The Foundation

Our Mission Statement:

Our mission is the preservation of the rich cultural and architectural history of The Gardens by archiving relevant documents and photographs both digitally and physically. Through the maintenance of a website, these documents and photographs are made accessible to the community at large. The archives and website are funded entirely through community outreach, such as Foundation-hosted public events that are of historical interest.

The Forest Hills Gardens Foundation, aka The Forest Hills Gardens Taxpayers Association, Inc., has tax-exempt status under sec. 501 (c) (3) of the U.S. Internal Revenue Code.  Contributions to the Association are deductible under sec. 170 of the Code.

 

about

Theodore Roosevelt Speaking at Station Square

The Forest Hills Gardens Foundation has been serving the residents of Forest Hills Gardens for more than a century.  Organized in 1909 as the Forest Hills Taxpayers Association, its original purpose was “to promote the common welfare of all persons residing within the vicinity of Forest Hills or Forest Hills Gardens.”  During its first decade, the Taxpayers Association lobbied the City of New York and the Sage Foundation Homes Company (which was developing Forest Hills Gardens as a model community) for necessary community services.  An important issue on the Association’s agenda during that time was the construction of adequate educational facilities for the community.  Other interests were obtaining better trolley and railroad services for the new community, lowering telephone rates, mosquito control, establishment of a post office, reduction of real estate taxes, obtaining a children’s playground, and securing better police and fire protection.

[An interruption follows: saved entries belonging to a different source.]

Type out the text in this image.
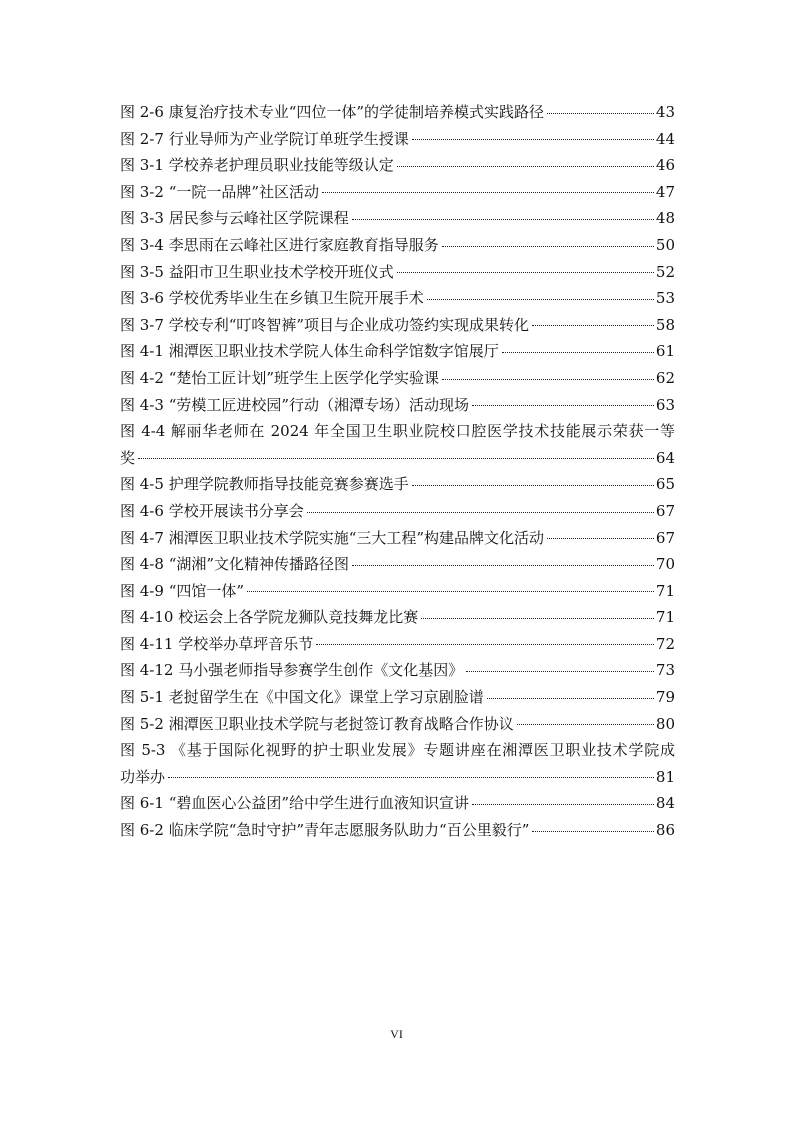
图 2-6 康复治疗技术专业“四位一体”的学徒制培养模式实践路径	43
图 2-7 行业导师为产业学院订单班学生授课	44
图 3-1 学校养老护理员职业技能等级认定	46
图 3-2 “一院一品牌”社区活动	47
图 3-3 居民参与云峰社区学院课程	48
图 3-4 李思雨在云峰社区进行家庭教育指导服务	50
图 3-5 益阳市卫生职业技术学校开班仪式	52
图 3-6 学校优秀毕业生在乡镇卫生院开展手术	53
图 3-7 学校专利“叮咚智裤”项目与企业成功签约实现成果转化	58
图 4-1 湘潭医卫职业技术学院人体生命科学馆数字馆展厅	61
图 4-2 “楚怡工匠计划”班学生上医学化学实验课	62
图 4-3 “劳模工匠进校园”行动（湘潭专场）活动现场	63
图 4-4 解丽华老师在 2024 年全国卫生职业院校口腔医学技术技能展示荣获一等
奖	64
图 4-5 护理学院教师指导技能竞赛参赛选手	65
图 4-6 学校开展读书分享会	67
图 4-7 湘潭医卫职业技术学院实施“三大工程”构建品牌文化活动	67
图 4-8 “湖湘”文化精神传播路径图	70
图 4-9 “四馆一体”	71
图 4-10 校运会上各学院龙狮队竞技舞龙比赛	71
图 4-11 学校举办草坪音乐节	72
图 4-12 马小强老师指导参赛学生创作《文化基因》	73
图 5-1 老挝留学生在《中国文化》课堂上学习京剧脸谱	79
图 5-2 湘潭医卫职业技术学院与老挝签订教育战略合作协议	80
图 5-3 《基于国际化视野的护士职业发展》专题讲座在湘潭医卫职业技术学院成
功举办	81
图 6-1 “碧血医心公益团”给中学生进行血液知识宣讲	84
图 6-2 临床学院“急时守护”青年志愿服务队助力“百公里毅行”	86
VI
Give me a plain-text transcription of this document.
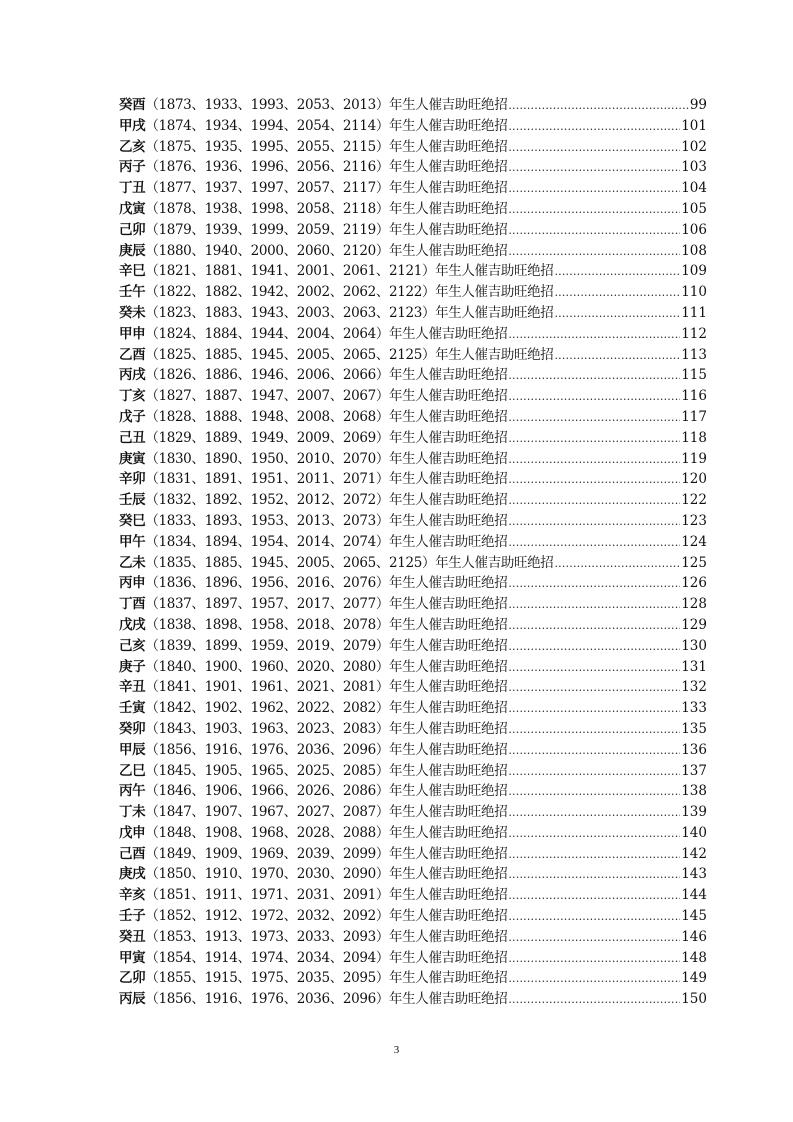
癸酉（1873、1933、1993、2053、2013）年生人催吉助旺绝招 .....	99
甲戌（1874、1934、1994、2054、2114）年生人催吉助旺绝招 .....	101
乙亥（1875、1935、1995、2055、2115）年生人催吉助旺绝招 .....	102
丙子（1876、1936、1996、2056、2116）年生人催吉助旺绝招 .....	103
丁丑（1877、1937、1997、2057、2117）年生人催吉助旺绝招 .....	104
戊寅（1878、1938、1998、2058、2118）年生人催吉助旺绝招 .....	105
己卯（1879、1939、1999、2059、2119）年生人催吉助旺绝招 .....	106
庚辰（1880、1940、2000、2060、2120）年生人催吉助旺绝招 .....	108
辛巳（1821、1881、1941、2001、2061、2121）年生人催吉助旺绝招 .....	109
壬午（1822、1882、1942、2002、2062、2122）年生人催吉助旺绝招 .....	110
癸未（1823、1883、1943、2003、2063、2123）年生人催吉助旺绝招 .....	111
甲申（1824、1884、1944、2004、2064）年生人催吉助旺绝招 .....	112
乙酉（1825、1885、1945、2005、2065、2125）年生人催吉助旺绝招 .....	113
丙戌（1826、1886、1946、2006、2066）年生人催吉助旺绝招 .....	115
丁亥（1827、1887、1947、2007、2067）年生人催吉助旺绝招 .....	116
戊子（1828、1888、1948、2008、2068）年生人催吉助旺绝招 .....	117
己丑（1829、1889、1949、2009、2069）年生人催吉助旺绝招 .....	118
庚寅（1830、1890、1950、2010、2070）年生人催吉助旺绝招 .....	119
辛卯（1831、1891、1951、2011、2071）年生人催吉助旺绝招 .....	120
壬辰（1832、1892、1952、2012、2072）年生人催吉助旺绝招 .....	122
癸巳（1833、1893、1953、2013、2073）年生人催吉助旺绝招 .....	123
甲午（1834、1894、1954、2014、2074）年生人催吉助旺绝招 .....	124
乙未（1835、1885、1945、2005、2065、2125）年生人催吉助旺绝招 .....	125
丙申（1836、1896、1956、2016、2076）年生人催吉助旺绝招 .....	126
丁酉（1837、1897、1957、2017、2077）年生人催吉助旺绝招 .....	128
戊戌（1838、1898、1958、2018、2078）年生人催吉助旺绝招 .....	129
己亥（1839、1899、1959、2019、2079）年生人催吉助旺绝招 .....	130
庚子（1840、1900、1960、2020、2080）年生人催吉助旺绝招 .....	131
辛丑（1841、1901、1961、2021、2081）年生人催吉助旺绝招 .....	132
壬寅（1842、1902、1962、2022、2082）年生人催吉助旺绝招 .....	133
癸卯（1843、1903、1963、2023、2083）年生人催吉助旺绝招 .....	135
甲辰（1856、1916、1976、2036、2096）年生人催吉助旺绝招 .....	136
乙巳（1845、1905、1965、2025、2085）年生人催吉助旺绝招 .....	137
丙午（1846、1906、1966、2026、2086）年生人催吉助旺绝招 .....	138
丁未（1847、1907、1967、2027、2087）年生人催吉助旺绝招 .....	139
戊申（1848、1908、1968、2028、2088）年生人催吉助旺绝招 .....	140
己酉（1849、1909、1969、2039、2099）年生人催吉助旺绝招 .....	142
庚戌（1850、1910、1970、2030、2090）年生人催吉助旺绝招 .....	143
辛亥（1851、1911、1971、2031、2091）年生人催吉助旺绝招 .....	144
壬子（1852、1912、1972、2032、2092）年生人催吉助旺绝招 .....	145
癸丑（1853、1913、1973、2033、2093）年生人催吉助旺绝招 .....	146
甲寅（1854、1914、1974、2034、2094）年生人催吉助旺绝招 .....	148
乙卯（1855、1915、1975、2035、2095）年生人催吉助旺绝招 .....	149
丙辰（1856、1916、1976、2036、2096）年生人催吉助旺绝招 .....	150
3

In 1923, when the Sage Foundation deeded the streets, parks, and public areas to the residents, who organized the Forest Hills Gardens Corporation to administer the community and provide its maintenance services, the Taxpayers Association changed its priorities.  When Forest Hills Gardens became self-governing, the organization became the Forest Hills Gardens Taxpayers Association and it concerned itself with providing a variety of services to the Forest Hills Gardens community.   In 1965 the Association complained to the Long Island Rail Road about the condition of the Forest Hills Station, which resulted in major repairs to the station.   In the 1970s, the Association hired counsel and succeeded (along with the Forest Hills Gardens Corporation) in preventing a seven-story apartment building from being inside the Gardens on Markwood Road.  In the 1980s, the Association also worked with other civic associations in preventing the construction of a parking garage that the City was planning to build in the heart of the Forest Hills retail district.

One important service provided by the Association has been to inform residents about their yearly real estate tax assessments and to provide the services of an attorney whom they could consult in case they were considering challenging these assessments.  In recent years, when the City has been supplying assessment information and when these assessments have been made according to fixed formulas, the Taxpayers Association has turned its interests to supporting community projects.  In the early 1990s, the Association contributed to the restoration of the base of the flagpole on The Green and to the publication of Forest Hills Gardens magazine, which all residents received.  Later in the decade, the Association made a significant contribution to the restoration of Station Square.   More recently it has contributed to projects for the preservation and maintenance of Forest Hills Gardens.

As of 2018, the organization was renamed the Forest Hills Gardens Foundation.  The name change was made to reflect our current mission of digitally preserving the history of the community we love.